E’ stato un velivolo portoghese, che partecipa a un’operazione internazionale congiunta di pattugliamento della frontiera marittima meridionale dell’Unione Europea, a lanciare per primo l’allarme subito raccolto dai finanzieri del Comando Operativo Aeronavale.

E’ stato così che, al largo di Capo Passero (SR), i militari della Guardia di Finanza hanno intercettato un peschereccio con a bordo 161 migranti di nazionalità siriana ed egiziana.

Tra gli stesi migranti, imbarcati su una vecchia nave da pesca di 25 metri, figurano 46 donne e ben 66 minori, e ciò ha reso ancor più tempestivo e delicato l’intervento di soccorso che si è comunque concluso con il rimorchio dell’imbarcazione che è ora all’ancora nella rada di Porto Palo.
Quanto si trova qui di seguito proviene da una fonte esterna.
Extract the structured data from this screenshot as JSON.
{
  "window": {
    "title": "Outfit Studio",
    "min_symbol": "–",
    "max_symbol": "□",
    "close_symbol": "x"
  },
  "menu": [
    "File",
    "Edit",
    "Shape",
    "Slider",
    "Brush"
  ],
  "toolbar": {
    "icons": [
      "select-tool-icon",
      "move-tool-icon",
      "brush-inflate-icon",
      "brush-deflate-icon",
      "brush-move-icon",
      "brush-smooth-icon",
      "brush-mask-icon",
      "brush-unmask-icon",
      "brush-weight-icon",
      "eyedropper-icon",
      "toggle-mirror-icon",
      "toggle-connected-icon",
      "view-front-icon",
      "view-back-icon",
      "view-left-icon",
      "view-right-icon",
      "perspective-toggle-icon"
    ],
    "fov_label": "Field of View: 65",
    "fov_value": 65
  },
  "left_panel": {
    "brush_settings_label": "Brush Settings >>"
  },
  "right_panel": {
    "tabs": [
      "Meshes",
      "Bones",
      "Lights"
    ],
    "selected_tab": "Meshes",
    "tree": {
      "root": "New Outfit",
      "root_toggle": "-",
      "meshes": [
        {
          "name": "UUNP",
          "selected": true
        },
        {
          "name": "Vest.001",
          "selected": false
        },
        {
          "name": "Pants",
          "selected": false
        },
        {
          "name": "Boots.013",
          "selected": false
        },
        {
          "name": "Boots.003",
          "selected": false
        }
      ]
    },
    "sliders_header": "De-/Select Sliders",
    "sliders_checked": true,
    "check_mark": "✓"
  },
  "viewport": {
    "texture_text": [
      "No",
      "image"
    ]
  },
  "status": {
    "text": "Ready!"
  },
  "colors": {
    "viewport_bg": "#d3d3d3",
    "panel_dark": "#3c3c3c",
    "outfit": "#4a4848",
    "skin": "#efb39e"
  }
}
Al momento dell’avvistamento aereo il peschereccio si trovava ancora a 85 miglia a sud est della località siciliana, circostanza questa che ha reso necessario l’intervento di un elicottero e due unità navali della Guardia di Finanza che hanno costantemente monitorato la rotta dell’imbarcazione sino a quando la stessa non è entrata nelle acque territoriali italiane, permettendo così ai finanzieri di salire a bordo e di verificare l’eventuale presenza di feriti gravi o di ammalati bisognosi di urgente assistenza medica.

In questo momento sono ancora in corso le previste operazioni di identificazione.